1972 legte sie nach zwei Jahren ihr Amt als Vizepräsidenten der Freien Universität Berlin nieder, weil der Berliner Senat sich weigerte, den Trotzkisten Ernest Mandel an die Universität zu berufen.

Dieser politische Aktivismus bildet den Rahmen für ihren unermüdlichen Kampf gegen die Diskriminierung und Ungerechtigkeiten an deutschen Universitäten.

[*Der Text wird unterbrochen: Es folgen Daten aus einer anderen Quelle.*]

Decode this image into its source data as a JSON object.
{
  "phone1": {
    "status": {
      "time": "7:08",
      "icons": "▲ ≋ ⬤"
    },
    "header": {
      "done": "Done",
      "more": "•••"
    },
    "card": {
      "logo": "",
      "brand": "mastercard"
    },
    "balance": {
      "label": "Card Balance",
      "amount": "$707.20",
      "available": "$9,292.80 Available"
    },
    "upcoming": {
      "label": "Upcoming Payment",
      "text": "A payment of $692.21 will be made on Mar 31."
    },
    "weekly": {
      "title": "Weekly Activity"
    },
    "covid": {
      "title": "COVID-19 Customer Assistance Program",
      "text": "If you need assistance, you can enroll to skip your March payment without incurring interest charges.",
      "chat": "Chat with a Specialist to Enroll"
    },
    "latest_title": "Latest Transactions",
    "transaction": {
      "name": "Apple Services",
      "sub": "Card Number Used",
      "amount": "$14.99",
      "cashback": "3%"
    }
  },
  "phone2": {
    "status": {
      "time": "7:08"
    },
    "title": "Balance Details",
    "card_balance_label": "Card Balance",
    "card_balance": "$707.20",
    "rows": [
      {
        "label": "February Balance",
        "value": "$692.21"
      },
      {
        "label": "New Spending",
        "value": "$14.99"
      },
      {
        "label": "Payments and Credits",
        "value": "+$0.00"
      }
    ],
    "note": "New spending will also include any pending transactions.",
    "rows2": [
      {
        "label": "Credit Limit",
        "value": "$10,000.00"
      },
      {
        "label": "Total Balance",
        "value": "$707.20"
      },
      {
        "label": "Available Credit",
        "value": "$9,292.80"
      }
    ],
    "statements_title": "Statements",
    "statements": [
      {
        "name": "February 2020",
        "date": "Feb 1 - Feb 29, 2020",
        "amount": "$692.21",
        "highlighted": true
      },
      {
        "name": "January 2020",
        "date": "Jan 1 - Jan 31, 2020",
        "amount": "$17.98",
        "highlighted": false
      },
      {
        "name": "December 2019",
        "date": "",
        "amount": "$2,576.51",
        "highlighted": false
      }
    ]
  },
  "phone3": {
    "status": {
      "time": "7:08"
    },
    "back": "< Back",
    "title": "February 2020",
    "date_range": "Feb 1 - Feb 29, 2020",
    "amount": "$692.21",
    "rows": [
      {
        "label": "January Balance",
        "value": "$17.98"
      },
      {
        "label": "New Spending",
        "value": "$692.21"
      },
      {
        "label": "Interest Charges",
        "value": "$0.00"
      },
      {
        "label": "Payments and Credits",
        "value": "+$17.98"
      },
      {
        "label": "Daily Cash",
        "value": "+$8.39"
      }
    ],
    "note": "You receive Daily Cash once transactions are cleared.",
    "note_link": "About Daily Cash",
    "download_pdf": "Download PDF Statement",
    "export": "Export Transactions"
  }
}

Als Margherita von Brentano am 21. März 1995 nach langer Krankheit verstarb wurde ihr der Wunsch erfüllt, auf dem Dahlemer Sankt Annen-Friedhof in Berlin beerdigt zu werden, weil dort auch bedeutende Vertreter der Studenten- und Anti-Atom-Bewegung wie Rudi Dutschke und Helmut Gollwitzer begraben liegen.

 

 

* Hella Tiedemann-Bartels, apl. Professorin am Institut für Allgemeine und vergleichende Literaturwissenschaft der Freien Universität Berlin von 1984-2001.

** Wolfgang Fritz Haug, Professor für Philosophie am Institut für Philosophie der Freie Universität Berlin vom 1979-2001.

 

Literatur:

  • Brentano, Margherita von (2010), „Abiturientin, Studentin, Vorurteil. Die Frau an der Hochschule“, in: Brentano, Margherita von / McLaughlin, Peter (Hrsg.), Akademische Schriften, Wallstein Verlag, Göttingen, 219-226.
  • Brentano, Margherita von (2010), „Die Situation der Frauen und das Bild `der Frau‘ an der Universität“, in: Brentano, Margherita von / McLaughlin, Peter (Hrsg.), Akademische Schriften, Wallstein Verlag, Göttingen, 132-154.
  • Brentano, Margherita von (2010), „Privilegierter Protest? Chancen und Gefahren der studentischen Oppositionsbewegung“, in: Brentano, Margherita von / McLaughlin, Peter (Hrsg.), Akademische Schriften, Wallstein Verlag, Göttingen, 308-316.
  • Brentano, Margherita von / Nachum, Iris / Neiman, Susan (Hrsg.)(2010), Margherita von Brentano. Das Politische und das Persönliche. Eine Collage, Göttingen, Wallstein Verlag.
  • Haug, Wolfgang Fritz (2011), „An Margherita von Brentano denkend“, in: Ausgezeichnet. Der Margherita-von-Brentano-Preis der Freien Universität Berlin, 5-7; eine frühere Fassung erschien unter dem Titel „Zum Tode von Margherita von Brentano“ in: Das Argument 209, 37. Jg., 1995, H. 2/3, 174f.